Viennese Classic: Haydn, Mozart, Beethoven
In music, the period called the "Viennese Classic" (sometimes the "First Vienna School" to distinguish it from the "Second Viennese School" of Arnold Schoenberg and his students) lasts from around 1780 until 1827 and was succeeded by the period of romanticism.
The core of the Viennese Classic was created by the composers Joseph Haydn, Wolfgang Amadeus Mozart and Ludwig van Beethoven. Some music historians also consider some contemporaries from Austria to be part of the "Viennese Classic" - these contemporaries include the composers Michael Haydn (Joseph′s brother) and Carl Ditters von Dittersdorf.
At its time, the tradition of what is considered to be classic today was highly innovative: it combined styles from different schools of composition ranging from Baroque polyphonic compositions to folk music. Geographically, classical music by Haydn, Mozart and Beethoven were very inclusive, too, combining German, French and Italian traditions. The three composers share many features and at the same time, each of them is very distinct and recognisable.
Haydn is considered to have left his mark mostly on "Kammermusik" or chamber music with quartets of violinists as well as symphonic concerts. Mozart developed the symphonic traditions further on, but his most significant contribution in terms of innovation was in opera. Beethoven′s strong points, in which his style is most directly recognisable, were symphonies and sacral music. Generally speaking, the Viennese Classic made instrumental music as it is heard in symphonies a distinct school within music.
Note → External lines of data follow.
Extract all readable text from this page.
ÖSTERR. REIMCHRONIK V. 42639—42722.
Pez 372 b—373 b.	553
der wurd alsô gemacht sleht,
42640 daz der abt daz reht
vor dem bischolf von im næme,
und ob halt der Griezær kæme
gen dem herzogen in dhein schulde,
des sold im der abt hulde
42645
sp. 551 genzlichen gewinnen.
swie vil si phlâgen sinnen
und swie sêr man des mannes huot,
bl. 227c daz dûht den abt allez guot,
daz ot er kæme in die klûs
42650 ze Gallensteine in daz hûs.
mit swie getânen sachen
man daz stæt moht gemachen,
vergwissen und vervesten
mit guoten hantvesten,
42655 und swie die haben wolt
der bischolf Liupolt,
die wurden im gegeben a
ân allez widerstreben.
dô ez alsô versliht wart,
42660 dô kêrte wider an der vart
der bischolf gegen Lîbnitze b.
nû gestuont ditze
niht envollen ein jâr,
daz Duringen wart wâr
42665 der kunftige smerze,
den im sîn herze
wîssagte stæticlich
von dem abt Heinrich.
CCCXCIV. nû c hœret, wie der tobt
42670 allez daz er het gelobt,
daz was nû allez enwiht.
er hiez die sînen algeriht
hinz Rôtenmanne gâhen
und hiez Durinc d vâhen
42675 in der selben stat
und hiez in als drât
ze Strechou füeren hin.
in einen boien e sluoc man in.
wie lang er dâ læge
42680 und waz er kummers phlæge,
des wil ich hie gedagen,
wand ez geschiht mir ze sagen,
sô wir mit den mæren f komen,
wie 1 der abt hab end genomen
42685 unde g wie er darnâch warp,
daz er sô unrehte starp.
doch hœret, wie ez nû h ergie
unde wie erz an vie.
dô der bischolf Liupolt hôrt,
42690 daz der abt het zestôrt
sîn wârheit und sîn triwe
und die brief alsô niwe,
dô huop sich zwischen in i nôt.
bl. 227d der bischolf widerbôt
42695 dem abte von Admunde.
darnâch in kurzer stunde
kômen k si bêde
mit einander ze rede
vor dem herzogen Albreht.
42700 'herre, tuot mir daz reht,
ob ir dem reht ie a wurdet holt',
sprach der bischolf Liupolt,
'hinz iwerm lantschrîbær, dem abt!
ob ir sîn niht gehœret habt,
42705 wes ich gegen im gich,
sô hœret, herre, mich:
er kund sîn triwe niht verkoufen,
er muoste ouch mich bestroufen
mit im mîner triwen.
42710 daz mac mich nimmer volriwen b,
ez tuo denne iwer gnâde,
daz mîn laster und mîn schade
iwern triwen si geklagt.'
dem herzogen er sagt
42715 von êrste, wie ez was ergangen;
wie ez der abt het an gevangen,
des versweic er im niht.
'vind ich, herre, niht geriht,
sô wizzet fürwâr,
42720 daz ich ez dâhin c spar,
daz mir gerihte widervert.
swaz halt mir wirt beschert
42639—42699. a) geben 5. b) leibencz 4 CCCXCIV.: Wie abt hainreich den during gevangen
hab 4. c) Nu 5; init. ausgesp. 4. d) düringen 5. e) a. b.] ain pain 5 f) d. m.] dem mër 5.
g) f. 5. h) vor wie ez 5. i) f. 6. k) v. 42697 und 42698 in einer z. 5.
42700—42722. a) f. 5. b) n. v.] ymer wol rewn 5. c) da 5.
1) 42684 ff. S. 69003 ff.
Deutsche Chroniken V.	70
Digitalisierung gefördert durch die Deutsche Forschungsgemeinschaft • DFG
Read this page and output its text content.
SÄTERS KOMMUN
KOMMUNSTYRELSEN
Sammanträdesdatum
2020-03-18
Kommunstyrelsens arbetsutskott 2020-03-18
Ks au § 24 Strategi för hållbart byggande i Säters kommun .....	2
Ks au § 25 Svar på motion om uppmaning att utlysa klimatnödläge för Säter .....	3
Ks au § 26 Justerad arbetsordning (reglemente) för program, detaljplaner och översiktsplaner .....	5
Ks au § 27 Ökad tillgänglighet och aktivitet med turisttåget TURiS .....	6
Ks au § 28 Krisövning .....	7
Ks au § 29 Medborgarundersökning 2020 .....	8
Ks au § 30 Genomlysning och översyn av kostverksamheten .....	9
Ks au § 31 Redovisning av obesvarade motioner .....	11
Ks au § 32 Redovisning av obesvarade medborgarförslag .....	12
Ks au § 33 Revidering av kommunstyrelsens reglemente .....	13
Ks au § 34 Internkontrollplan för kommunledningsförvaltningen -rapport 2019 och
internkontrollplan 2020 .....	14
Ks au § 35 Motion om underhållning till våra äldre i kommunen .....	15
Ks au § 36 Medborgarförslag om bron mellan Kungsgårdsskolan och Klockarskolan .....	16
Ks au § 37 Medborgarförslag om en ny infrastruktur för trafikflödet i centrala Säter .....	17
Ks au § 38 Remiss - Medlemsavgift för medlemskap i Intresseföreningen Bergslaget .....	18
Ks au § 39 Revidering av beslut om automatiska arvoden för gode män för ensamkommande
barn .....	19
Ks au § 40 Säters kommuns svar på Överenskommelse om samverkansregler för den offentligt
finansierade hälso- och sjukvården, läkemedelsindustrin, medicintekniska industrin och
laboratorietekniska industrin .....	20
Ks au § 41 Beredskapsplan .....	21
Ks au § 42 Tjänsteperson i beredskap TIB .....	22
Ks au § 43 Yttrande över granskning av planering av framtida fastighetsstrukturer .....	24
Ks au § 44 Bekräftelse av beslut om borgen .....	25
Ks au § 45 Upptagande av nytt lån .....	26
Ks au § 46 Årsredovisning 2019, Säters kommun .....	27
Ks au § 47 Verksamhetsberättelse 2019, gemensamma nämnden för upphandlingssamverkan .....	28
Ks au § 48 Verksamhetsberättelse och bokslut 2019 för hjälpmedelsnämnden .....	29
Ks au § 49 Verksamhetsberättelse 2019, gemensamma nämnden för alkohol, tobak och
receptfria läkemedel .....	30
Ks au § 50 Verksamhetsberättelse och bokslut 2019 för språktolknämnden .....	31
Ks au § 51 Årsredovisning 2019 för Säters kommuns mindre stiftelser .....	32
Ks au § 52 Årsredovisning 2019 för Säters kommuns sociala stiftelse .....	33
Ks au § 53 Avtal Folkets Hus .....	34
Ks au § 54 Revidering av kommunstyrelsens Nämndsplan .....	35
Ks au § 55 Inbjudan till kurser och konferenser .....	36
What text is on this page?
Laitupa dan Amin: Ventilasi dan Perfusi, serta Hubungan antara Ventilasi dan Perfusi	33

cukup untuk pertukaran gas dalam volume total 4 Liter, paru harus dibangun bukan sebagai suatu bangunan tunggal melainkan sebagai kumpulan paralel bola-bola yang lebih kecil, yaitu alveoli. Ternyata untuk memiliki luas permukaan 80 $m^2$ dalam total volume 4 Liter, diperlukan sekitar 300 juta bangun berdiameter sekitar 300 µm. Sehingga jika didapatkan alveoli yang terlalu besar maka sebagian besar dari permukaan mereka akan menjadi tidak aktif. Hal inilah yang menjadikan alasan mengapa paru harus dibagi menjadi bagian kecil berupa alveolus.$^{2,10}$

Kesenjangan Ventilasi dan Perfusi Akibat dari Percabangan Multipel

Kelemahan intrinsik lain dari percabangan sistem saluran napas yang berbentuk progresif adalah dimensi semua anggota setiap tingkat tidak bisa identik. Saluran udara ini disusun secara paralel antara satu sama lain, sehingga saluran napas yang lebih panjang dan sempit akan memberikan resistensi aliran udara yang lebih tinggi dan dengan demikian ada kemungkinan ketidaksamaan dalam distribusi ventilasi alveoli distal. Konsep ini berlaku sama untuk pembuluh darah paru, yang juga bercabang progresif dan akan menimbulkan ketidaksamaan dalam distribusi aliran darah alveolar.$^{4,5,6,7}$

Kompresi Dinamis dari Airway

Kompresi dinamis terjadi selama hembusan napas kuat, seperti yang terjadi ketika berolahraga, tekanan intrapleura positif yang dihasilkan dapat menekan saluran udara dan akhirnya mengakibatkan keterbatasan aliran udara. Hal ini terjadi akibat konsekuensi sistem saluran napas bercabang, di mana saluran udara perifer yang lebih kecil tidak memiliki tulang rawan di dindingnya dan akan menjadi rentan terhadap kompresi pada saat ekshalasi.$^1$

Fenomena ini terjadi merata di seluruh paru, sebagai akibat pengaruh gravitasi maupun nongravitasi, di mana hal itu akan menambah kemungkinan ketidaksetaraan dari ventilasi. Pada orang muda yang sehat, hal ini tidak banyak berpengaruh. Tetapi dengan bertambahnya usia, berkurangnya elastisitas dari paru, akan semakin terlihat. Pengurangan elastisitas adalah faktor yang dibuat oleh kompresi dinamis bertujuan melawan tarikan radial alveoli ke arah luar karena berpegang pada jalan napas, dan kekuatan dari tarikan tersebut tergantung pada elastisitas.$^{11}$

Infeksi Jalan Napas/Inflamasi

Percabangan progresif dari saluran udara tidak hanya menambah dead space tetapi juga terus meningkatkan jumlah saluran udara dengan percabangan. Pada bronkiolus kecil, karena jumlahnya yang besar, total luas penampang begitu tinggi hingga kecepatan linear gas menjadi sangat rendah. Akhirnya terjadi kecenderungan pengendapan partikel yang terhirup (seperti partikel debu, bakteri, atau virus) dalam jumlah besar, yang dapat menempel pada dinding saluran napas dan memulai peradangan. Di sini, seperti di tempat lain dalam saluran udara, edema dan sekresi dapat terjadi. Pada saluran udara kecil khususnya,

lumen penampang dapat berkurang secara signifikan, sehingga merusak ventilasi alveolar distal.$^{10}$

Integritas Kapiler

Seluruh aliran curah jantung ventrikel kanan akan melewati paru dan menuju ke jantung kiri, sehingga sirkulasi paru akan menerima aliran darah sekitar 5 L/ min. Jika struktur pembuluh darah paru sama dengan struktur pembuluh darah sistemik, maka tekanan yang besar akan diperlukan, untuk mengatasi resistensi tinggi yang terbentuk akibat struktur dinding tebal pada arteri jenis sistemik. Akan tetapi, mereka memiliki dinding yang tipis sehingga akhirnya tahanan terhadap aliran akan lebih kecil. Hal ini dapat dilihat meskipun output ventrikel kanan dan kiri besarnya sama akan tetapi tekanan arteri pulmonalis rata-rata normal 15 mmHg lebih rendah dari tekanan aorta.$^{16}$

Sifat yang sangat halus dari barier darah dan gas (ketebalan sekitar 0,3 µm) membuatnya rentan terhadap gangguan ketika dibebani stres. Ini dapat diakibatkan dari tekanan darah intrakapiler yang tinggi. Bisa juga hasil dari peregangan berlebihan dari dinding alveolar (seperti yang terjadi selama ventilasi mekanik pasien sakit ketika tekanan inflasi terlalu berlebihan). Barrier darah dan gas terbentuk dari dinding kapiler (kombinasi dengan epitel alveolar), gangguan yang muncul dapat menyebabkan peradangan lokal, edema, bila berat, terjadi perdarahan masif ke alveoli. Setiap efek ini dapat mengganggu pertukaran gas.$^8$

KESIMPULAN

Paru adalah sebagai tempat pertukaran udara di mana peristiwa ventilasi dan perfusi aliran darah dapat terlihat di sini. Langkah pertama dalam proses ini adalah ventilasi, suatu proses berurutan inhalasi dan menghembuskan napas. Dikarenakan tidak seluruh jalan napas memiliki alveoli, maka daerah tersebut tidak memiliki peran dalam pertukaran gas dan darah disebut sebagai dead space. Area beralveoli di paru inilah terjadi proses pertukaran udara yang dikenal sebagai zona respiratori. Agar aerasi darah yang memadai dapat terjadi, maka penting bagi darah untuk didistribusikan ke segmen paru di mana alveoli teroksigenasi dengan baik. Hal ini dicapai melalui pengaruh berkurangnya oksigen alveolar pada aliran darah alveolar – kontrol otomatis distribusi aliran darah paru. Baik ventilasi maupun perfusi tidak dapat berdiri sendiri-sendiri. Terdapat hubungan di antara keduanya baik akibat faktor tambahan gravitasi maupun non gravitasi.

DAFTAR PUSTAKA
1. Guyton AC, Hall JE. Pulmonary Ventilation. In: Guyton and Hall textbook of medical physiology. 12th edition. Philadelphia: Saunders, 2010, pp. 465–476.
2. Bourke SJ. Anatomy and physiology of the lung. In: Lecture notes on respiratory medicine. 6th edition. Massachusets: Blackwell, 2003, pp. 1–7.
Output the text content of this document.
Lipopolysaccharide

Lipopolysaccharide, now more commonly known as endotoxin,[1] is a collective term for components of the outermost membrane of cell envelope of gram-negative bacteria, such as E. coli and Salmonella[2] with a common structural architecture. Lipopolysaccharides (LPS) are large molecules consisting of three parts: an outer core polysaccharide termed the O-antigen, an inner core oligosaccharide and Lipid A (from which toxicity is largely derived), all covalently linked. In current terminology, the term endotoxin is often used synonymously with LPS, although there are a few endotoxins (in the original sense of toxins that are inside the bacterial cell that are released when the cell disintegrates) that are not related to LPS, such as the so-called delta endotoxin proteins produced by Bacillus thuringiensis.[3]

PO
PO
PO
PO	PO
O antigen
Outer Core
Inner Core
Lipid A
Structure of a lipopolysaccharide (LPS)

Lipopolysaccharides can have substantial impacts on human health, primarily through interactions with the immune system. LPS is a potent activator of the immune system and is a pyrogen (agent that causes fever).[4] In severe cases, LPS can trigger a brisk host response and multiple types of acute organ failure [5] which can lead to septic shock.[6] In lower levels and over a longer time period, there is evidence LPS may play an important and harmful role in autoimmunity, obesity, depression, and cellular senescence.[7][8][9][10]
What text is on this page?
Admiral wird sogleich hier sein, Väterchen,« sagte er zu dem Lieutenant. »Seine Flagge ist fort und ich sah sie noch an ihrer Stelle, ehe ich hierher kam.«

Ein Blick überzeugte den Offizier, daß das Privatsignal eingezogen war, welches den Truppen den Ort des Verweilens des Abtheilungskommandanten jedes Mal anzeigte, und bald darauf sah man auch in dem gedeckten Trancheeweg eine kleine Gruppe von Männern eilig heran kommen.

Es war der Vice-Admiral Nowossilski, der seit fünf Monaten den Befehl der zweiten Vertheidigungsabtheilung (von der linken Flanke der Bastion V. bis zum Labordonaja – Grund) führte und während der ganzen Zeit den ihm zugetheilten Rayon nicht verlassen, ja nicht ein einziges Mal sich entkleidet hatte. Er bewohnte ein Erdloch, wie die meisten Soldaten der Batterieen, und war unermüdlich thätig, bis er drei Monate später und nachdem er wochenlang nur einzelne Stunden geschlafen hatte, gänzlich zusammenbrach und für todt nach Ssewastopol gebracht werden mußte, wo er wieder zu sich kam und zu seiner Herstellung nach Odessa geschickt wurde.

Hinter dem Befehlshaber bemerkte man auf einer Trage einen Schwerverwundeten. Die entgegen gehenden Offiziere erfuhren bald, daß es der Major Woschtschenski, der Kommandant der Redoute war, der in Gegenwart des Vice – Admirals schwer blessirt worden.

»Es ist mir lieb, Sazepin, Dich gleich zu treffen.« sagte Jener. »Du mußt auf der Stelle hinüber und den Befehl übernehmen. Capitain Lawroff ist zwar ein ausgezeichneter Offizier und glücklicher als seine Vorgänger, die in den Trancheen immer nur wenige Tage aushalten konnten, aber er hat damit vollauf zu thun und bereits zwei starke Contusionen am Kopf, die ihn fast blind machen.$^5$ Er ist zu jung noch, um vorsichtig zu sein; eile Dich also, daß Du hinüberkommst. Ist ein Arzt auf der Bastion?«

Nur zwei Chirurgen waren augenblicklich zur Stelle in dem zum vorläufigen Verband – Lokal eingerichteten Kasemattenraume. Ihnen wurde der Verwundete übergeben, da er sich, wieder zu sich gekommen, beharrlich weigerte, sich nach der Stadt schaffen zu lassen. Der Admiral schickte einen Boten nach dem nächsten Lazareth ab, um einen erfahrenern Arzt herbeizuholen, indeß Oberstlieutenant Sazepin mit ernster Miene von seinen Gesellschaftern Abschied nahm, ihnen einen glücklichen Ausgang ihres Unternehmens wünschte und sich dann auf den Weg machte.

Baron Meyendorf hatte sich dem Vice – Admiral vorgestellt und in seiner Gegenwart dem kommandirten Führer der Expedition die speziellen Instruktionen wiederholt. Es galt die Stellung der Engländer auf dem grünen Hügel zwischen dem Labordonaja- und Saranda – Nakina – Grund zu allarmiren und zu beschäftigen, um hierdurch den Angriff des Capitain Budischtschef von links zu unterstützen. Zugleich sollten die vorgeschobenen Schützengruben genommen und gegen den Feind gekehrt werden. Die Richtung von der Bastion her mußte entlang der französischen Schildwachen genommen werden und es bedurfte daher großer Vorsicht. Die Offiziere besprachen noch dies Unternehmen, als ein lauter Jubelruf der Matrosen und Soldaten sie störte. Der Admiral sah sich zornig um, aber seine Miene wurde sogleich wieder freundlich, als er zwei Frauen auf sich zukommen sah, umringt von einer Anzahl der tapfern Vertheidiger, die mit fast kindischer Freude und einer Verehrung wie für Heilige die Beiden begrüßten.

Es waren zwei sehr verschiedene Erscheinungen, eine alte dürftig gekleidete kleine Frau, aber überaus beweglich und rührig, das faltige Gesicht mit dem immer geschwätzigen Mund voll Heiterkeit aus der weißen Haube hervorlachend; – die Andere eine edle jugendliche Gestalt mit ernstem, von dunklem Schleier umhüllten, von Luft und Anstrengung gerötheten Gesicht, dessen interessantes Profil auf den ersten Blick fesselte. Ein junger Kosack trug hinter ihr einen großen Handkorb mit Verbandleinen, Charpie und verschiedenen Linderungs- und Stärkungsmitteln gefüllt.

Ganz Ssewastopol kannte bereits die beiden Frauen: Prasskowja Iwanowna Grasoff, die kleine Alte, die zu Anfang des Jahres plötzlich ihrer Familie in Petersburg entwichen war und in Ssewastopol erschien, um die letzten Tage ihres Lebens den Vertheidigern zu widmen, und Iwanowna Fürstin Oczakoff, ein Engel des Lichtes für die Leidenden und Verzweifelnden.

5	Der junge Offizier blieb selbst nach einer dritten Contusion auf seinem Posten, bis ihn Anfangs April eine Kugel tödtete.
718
Wiener Klassik: Formalising European Music
As the name says quite rightly, the Viennese Classic was rooted in Austria′s capital. At the time when Joseph Haydn and Wolfgang Amadeus Mozart were active in the Imperial capital, there was already a longstanding musical tradition at the place. This was nourished by the wealthy nobility that competed for the most impressive feasts, palace or music in a very late-Baroque manner. Musicians and composers were often supported by wealthy noblemen and hired for entertainment.
However, the rank of musicians and composers was slightly above an ordinary servant. It was party due to the rise of appreciation that music experienced through the workings of Haydn and Mozart that composers gained a high social status. By the time when Beethoven moved to Vienna, the city had earned itself a reputation for music and as the capital of composition. Beethoven′s landlord and supporter Count Ferdinand Ernst Gabriel von Waldstein phrased it:
"Durch ununterbrochenen Fleiß erhalten sie: Mozarts Geist aus Haydens Händen" (ĄThrough uninterrupted diligence you receive Mozart′s spirit from Hayden′s hands!").
This shows how important the social and cultural impact of the Viennese Classic is beyond its artistic significance: Within some 20-odd years, music had developed from some background mean of entertainment during a reception to a highly admired and respected form of art with a high cultural significance in Vienna. Twenty years earlier, Paris had been the capital of opera and London of instrumental concerts - at latest by 1800, Vienna ruled the rankings in pretty much all musical disciplines.
Bridge between Baroque & Romanticism
The other thing that the quotation of Count von Waldstein shows is the strong tie between Haydn and Mozart - the two interacted quite actively, whereas Beethoven is more of an entity. In fact, as Beethoven increasingly picked up elements from folk music and shaped a melodic tradition typical for romanticism, he is often considered to be a link between Viennese Classic and Romanticism.
As the first "superstar" in the history of music (at least according to Austrian pop-singer Falco), Wolfgang Amadeus Mozart was also a European phenomenon. Due to his many tours all around Europe, he contributed to the international exchange of musical styles and traditions. For example, the Viennese Classic was influenced by Georg Friendrich Händel, Johann Sebastian Bach, the masters of the Mannheim school and composers of the Italian and French opera.
The musical tradition of Vienna was passed on to the composers of
Romanticism, most immediately Johannes Brahms who was considered to be Beethoven′s heir,
Franz Liszt, Franz Schubert and the Strauss family. Classical or artistic music still ranks highly in Austria′s cultural life and the public subsidises music festivals, opera houses and concerts heavily.